I miss the days when a movie about a bunch of super-powered misfits didn’t automatically imply ‘franchise’. When a feature could weave a tapestry of wild characters and exit gracefully, allowing them to carry on being super in the minds of the audience. Push misses those days, too, and creates a large, vivid world in which members of a super-powered sub-society live out their own private dramas and intrigues just under the nose of the normals.
The key difference between what I miss and what Push offers is character. Writer David Bourla (the guy who directed some of those early ’90s thumb movies…remember those?) evidently spent so much time mapping out the past, present and future for his government-made supers that he forgot to write most of them as anything resembling actual people.
This world revolves around a host of government-created beings with wild powers and pithy identifiers. Watchers see the future; Pushers implant false memories; Shifters temporarily make one object look like another; Sniffers track people by the energy they leave on objects. With very few exceptions, the abilities stand in for personalities. And when the rules of what the powers can and cannot do become fluid, my interest went away altogether.
Director Paul McGuigan (taking some time to move on from Lucky Number Slevin) has a couple good actors to offset that problem, chiefly Dakota Fanning and Chris Evans. Fanning turns out to be the hero as a prickly, wise beyond her years girl attempting to live up to her mother’s legacy. Fanning’s childbot precociousness is ideal for the character, and her perpetual bitterness keeps the movie going.

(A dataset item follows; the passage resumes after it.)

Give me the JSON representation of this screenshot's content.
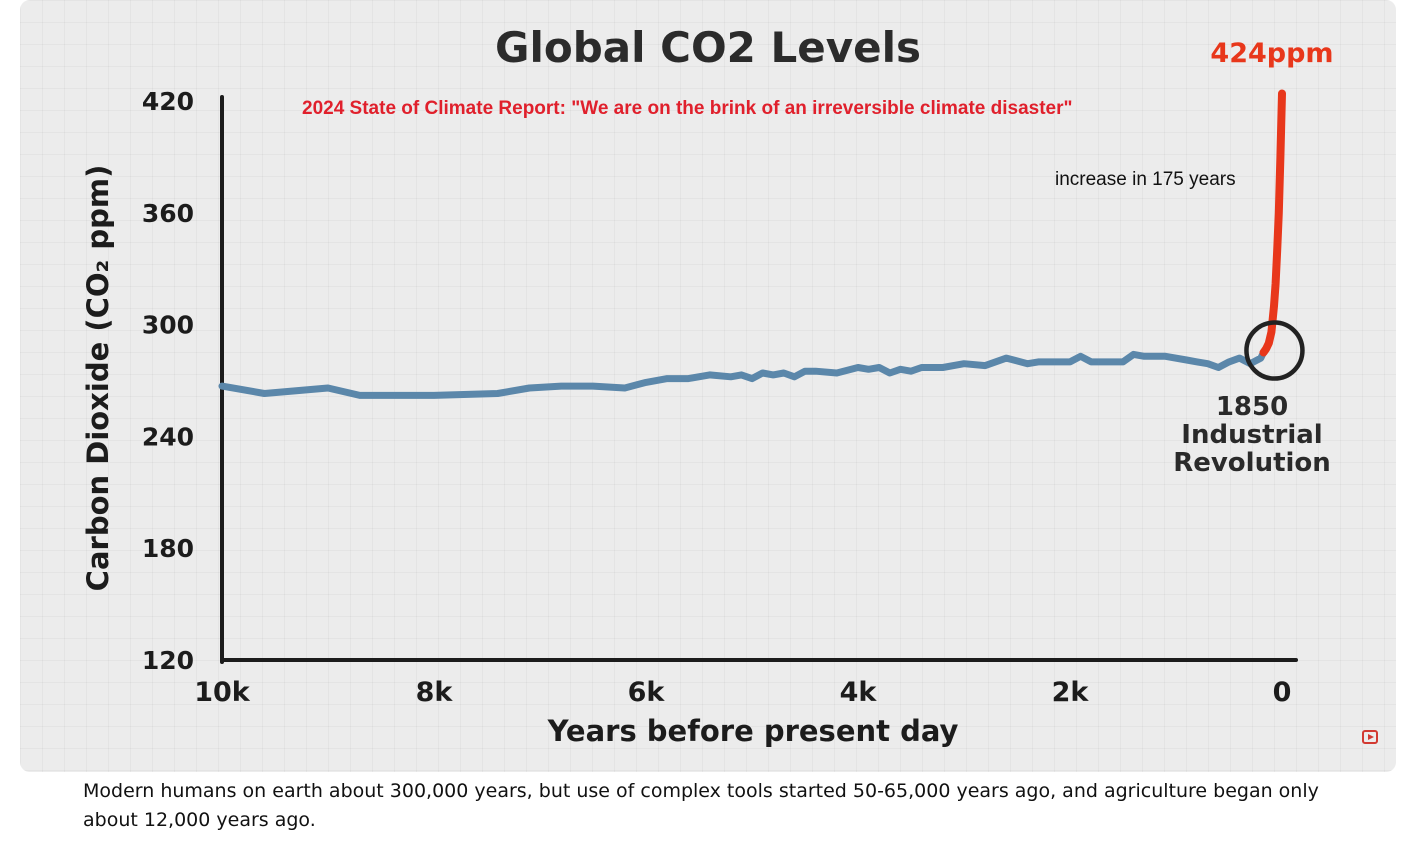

Nick (Evans) is a Mover, which means he’s possessed of both telekinesis and the ability to create Photoshop lens flares anywhere, any time. The Watcher Cassie (Fanning) tracks him down in Hong Kong, where he’s been hiding from Carver (Djimon Hounsou) and the Division goons that killed his father. Cassie says they’ve got to find a girl and a case, the latter containing something that could bring down the Division.

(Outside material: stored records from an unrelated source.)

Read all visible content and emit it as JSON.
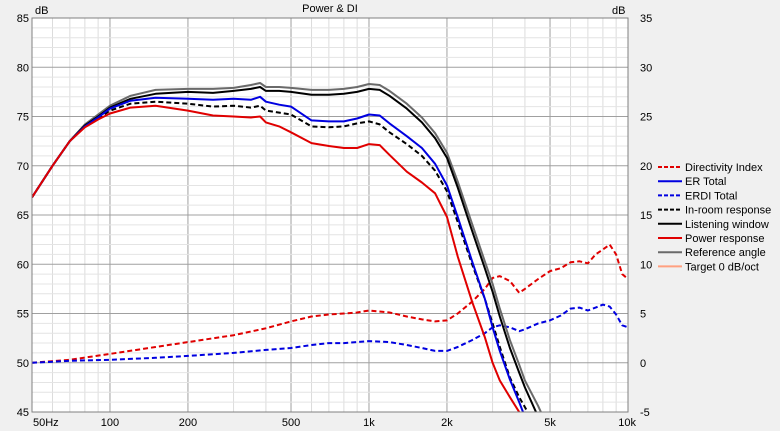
{
  "chart_data": {
    "type": "line",
    "title": "Power & DI",
    "left_unit": "dB",
    "right_unit": "dB",
    "x_scale": "log",
    "x_range": [
      50,
      10000
    ],
    "x_tick_labels": [
      {
        "x": 50,
        "label": "50Hz"
      },
      {
        "x": 100,
        "label": "100"
      },
      {
        "x": 200,
        "label": "200"
      },
      {
        "x": 500,
        "label": "500"
      },
      {
        "x": 1000,
        "label": "1k"
      },
      {
        "x": 2000,
        "label": "2k"
      },
      {
        "x": 5000,
        "label": "5k"
      },
      {
        "x": 10000,
        "label": "10k"
      }
    ],
    "y_left_range": [
      45,
      85
    ],
    "y_left_ticks": [
      45,
      50,
      55,
      60,
      65,
      70,
      75,
      80,
      85
    ],
    "y_right_range": [
      -5,
      35
    ],
    "y_right_ticks": [
      -5,
      0,
      5,
      10,
      15,
      20,
      25,
      30,
      35
    ],
    "grid": true,
    "legend_placement": "right",
    "series": [
      {
        "name": "Directivity Index",
        "axis": "right",
        "color": "#e00000",
        "dash": true,
        "x": [
          50,
          70,
          100,
          150,
          200,
          300,
          400,
          500,
          600,
          700,
          800,
          900,
          1000,
          1200,
          1400,
          1600,
          1800,
          2000,
          2200,
          2500,
          2800,
          3000,
          3200,
          3500,
          3800,
          4000,
          4500,
          5000,
          5500,
          6000,
          6500,
          7000,
          7500,
          8000,
          8500,
          9000,
          9500,
          10000
        ],
        "y": [
          0,
          0.3,
          0.9,
          1.6,
          2.1,
          2.8,
          3.5,
          4.2,
          4.7,
          4.9,
          5.0,
          5.1,
          5.3,
          5.1,
          4.7,
          4.4,
          4.2,
          4.3,
          5.0,
          6.2,
          7.5,
          8.6,
          8.8,
          8.3,
          7.1,
          7.5,
          8.5,
          9.3,
          9.6,
          10.2,
          10.3,
          10.1,
          11.0,
          11.5,
          12.0,
          11.0,
          9.0,
          8.5
        ]
      },
      {
        "name": "ER Total",
        "axis": "left",
        "color": "#0000e0",
        "dash": false,
        "x": [
          50,
          60,
          70,
          80,
          90,
          100,
          120,
          150,
          200,
          250,
          300,
          350,
          380,
          400,
          450,
          500,
          600,
          700,
          800,
          900,
          1000,
          1100,
          1200,
          1400,
          1600,
          1800,
          2000,
          2200,
          2500,
          2800,
          3000,
          3200,
          3500,
          3800,
          4000
        ],
        "y": [
          66.8,
          70.0,
          72.5,
          74.0,
          74.9,
          75.8,
          76.6,
          76.9,
          76.8,
          76.7,
          76.8,
          76.7,
          77.0,
          76.5,
          76.2,
          76.0,
          74.6,
          74.5,
          74.5,
          74.8,
          75.2,
          75.1,
          74.3,
          73.0,
          71.8,
          70.2,
          68.0,
          64.8,
          60.3,
          56.5,
          53.6,
          51.2,
          48.3,
          46.0,
          44.5
        ]
      },
      {
        "name": "ERDI Total",
        "axis": "right",
        "color": "#0000e0",
        "dash": true,
        "x": [
          50,
          70,
          100,
          150,
          200,
          300,
          400,
          500,
          600,
          700,
          800,
          900,
          1000,
          1200,
          1400,
          1600,
          1800,
          2000,
          2200,
          2500,
          2800,
          3000,
          3200,
          3500,
          3800,
          4000,
          4500,
          5000,
          5500,
          6000,
          6500,
          7000,
          7500,
          8000,
          8500,
          9000,
          9500,
          10000
        ],
        "y": [
          0,
          0.2,
          0.3,
          0.5,
          0.7,
          1.0,
          1.3,
          1.5,
          1.8,
          2.0,
          2.0,
          2.1,
          2.2,
          2.1,
          1.8,
          1.5,
          1.2,
          1.2,
          1.6,
          2.3,
          3.0,
          3.6,
          3.8,
          3.6,
          3.2,
          3.4,
          4.0,
          4.3,
          4.8,
          5.5,
          5.6,
          5.3,
          5.6,
          5.9,
          5.7,
          4.9,
          3.8,
          3.6
        ]
      },
      {
        "name": "In-room response",
        "axis": "left",
        "color": "#000000",
        "dash": true,
        "x": [
          50,
          60,
          70,
          80,
          90,
          100,
          120,
          150,
          200,
          250,
          300,
          350,
          380,
          400,
          450,
          500,
          600,
          700,
          800,
          900,
          1000,
          1100,
          1200,
          1400,
          1600,
          1800,
          2000,
          2200,
          2500,
          2800,
          3000,
          3200,
          3500,
          3800,
          4000,
          4300
        ],
        "y": [
          66.8,
          70.0,
          72.5,
          74.0,
          74.8,
          75.6,
          76.3,
          76.5,
          76.3,
          76.0,
          76.1,
          75.9,
          76.1,
          75.6,
          75.4,
          75.2,
          74.0,
          73.9,
          74.0,
          74.3,
          74.5,
          74.2,
          73.4,
          72.2,
          71.0,
          69.5,
          67.4,
          64.3,
          60.0,
          56.5,
          54.0,
          51.6,
          48.5,
          46.5,
          45.5,
          44.0
        ]
      },
      {
        "name": "Listening window",
        "axis": "left",
        "color": "#000000",
        "dash": false,
        "x": [
          50,
          60,
          70,
          80,
          90,
          100,
          120,
          150,
          200,
          250,
          300,
          350,
          380,
          400,
          450,
          500,
          600,
          700,
          800,
          900,
          1000,
          1100,
          1200,
          1400,
          1600,
          1800,
          2000,
          2200,
          2500,
          2800,
          3000,
          3200,
          3500,
          3800,
          4000,
          4500
        ],
        "y": [
          66.8,
          70.0,
          72.5,
          74.1,
          75.0,
          75.9,
          76.8,
          77.3,
          77.5,
          77.4,
          77.6,
          77.8,
          78.0,
          77.6,
          77.6,
          77.5,
          77.2,
          77.2,
          77.3,
          77.5,
          77.8,
          77.7,
          77.1,
          75.8,
          74.4,
          72.8,
          70.8,
          67.8,
          63.4,
          59.6,
          57.2,
          54.7,
          51.5,
          49.0,
          47.5,
          44.5
        ]
      },
      {
        "name": "Power response",
        "axis": "left",
        "color": "#e00000",
        "dash": false,
        "x": [
          50,
          60,
          70,
          80,
          90,
          100,
          120,
          150,
          200,
          250,
          300,
          350,
          380,
          400,
          450,
          500,
          600,
          700,
          800,
          900,
          1000,
          1100,
          1200,
          1400,
          1600,
          1800,
          2000,
          2200,
          2500,
          2800,
          3000,
          3200,
          3500,
          3800
        ],
        "y": [
          66.8,
          70.0,
          72.5,
          73.9,
          74.7,
          75.3,
          75.9,
          76.1,
          75.6,
          75.1,
          75.0,
          74.9,
          75.0,
          74.4,
          74.0,
          73.4,
          72.3,
          72.0,
          71.8,
          71.8,
          72.2,
          72.1,
          71.1,
          69.4,
          68.3,
          67.2,
          64.8,
          60.8,
          56.2,
          52.6,
          50.0,
          48.2,
          46.5,
          45.0
        ]
      },
      {
        "name": "Reference angle",
        "axis": "left",
        "color": "#6a6a6a",
        "dash": false,
        "x": [
          50,
          60,
          70,
          80,
          90,
          100,
          120,
          150,
          200,
          250,
          300,
          350,
          380,
          400,
          450,
          500,
          600,
          700,
          800,
          900,
          1000,
          1100,
          1200,
          1400,
          1600,
          1800,
          2000,
          2200,
          2500,
          2800,
          3000,
          3200,
          3500,
          3800,
          4000,
          4500,
          4700
        ],
        "y": [
          66.8,
          70.0,
          72.5,
          74.2,
          75.2,
          76.1,
          77.1,
          77.7,
          77.8,
          77.8,
          77.9,
          78.2,
          78.4,
          78.0,
          78.0,
          77.9,
          77.7,
          77.7,
          77.8,
          78.0,
          78.3,
          78.2,
          77.6,
          76.3,
          74.9,
          73.3,
          71.3,
          68.4,
          64.1,
          60.3,
          58.0,
          55.5,
          52.3,
          49.8,
          48.2,
          45.6,
          44.5
        ]
      },
      {
        "name": "Target 0 dB/oct",
        "axis": "left",
        "color": "#ffa080",
        "dash": false,
        "x": [],
        "y": []
      }
    ]
  }
}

Nick is a total nobody on the page, but Evans gifts him with his own personality. A few others do the same: Cliff Curtis adds a little interest as a wealthy, connected Shifter, and Nate Mooney plays a guy named Pinky, who can block the tracking abilities of Sniffers, as a low-rent analog of Nick Cave.
But from Hounsou on down, most of the cast and characters are stock and stiff. As the plot convolutions and superpower varieties mount it’s all too easy to get lost in the details. The best character in the film is one many folks will already know pretty well: the city of Hong Kong. Bereft of a deep-pocketed effects budget McGuigan captures almost all of his action on the streets of that chaotic, colorful city. The environment feels more alive than any of the people on screen.
The setting would be better if it had more of a thematic impact. Most of the characters are ex-pats, and there’s a subplot involving warring Chinese and American factions. But Push leaves the implications of these powered outcasts carving out a life for themselves in another culture largely unexplored.
Generally I wouldn’t bother to knock under-budgeted effects like those on display here. McGuigan smartly unleashes them only when really necessary, and with more involving personalities they’d be easy to overlook. But when the powers become the characters, they need to be better realized than this.
(Not to mention more consistent. As the memory-manipulating Pushers become more integral to the plot, their actual abilities become indistinct. Eventually, they can do whatever the plot requires of them.)
Common touchstones for Push will likely be Heroes, Fringe and Alias. I don’t watch those shows so I left the theatre thinking of other things, like Scanners and Matt Wagner’s wonderful comic book series Mage. That’s better than any other grand statement I can make about the movie — Push made me remember a few good things I hadn’t revisited in a while, and when I left the screening I made sure to rectify that right away.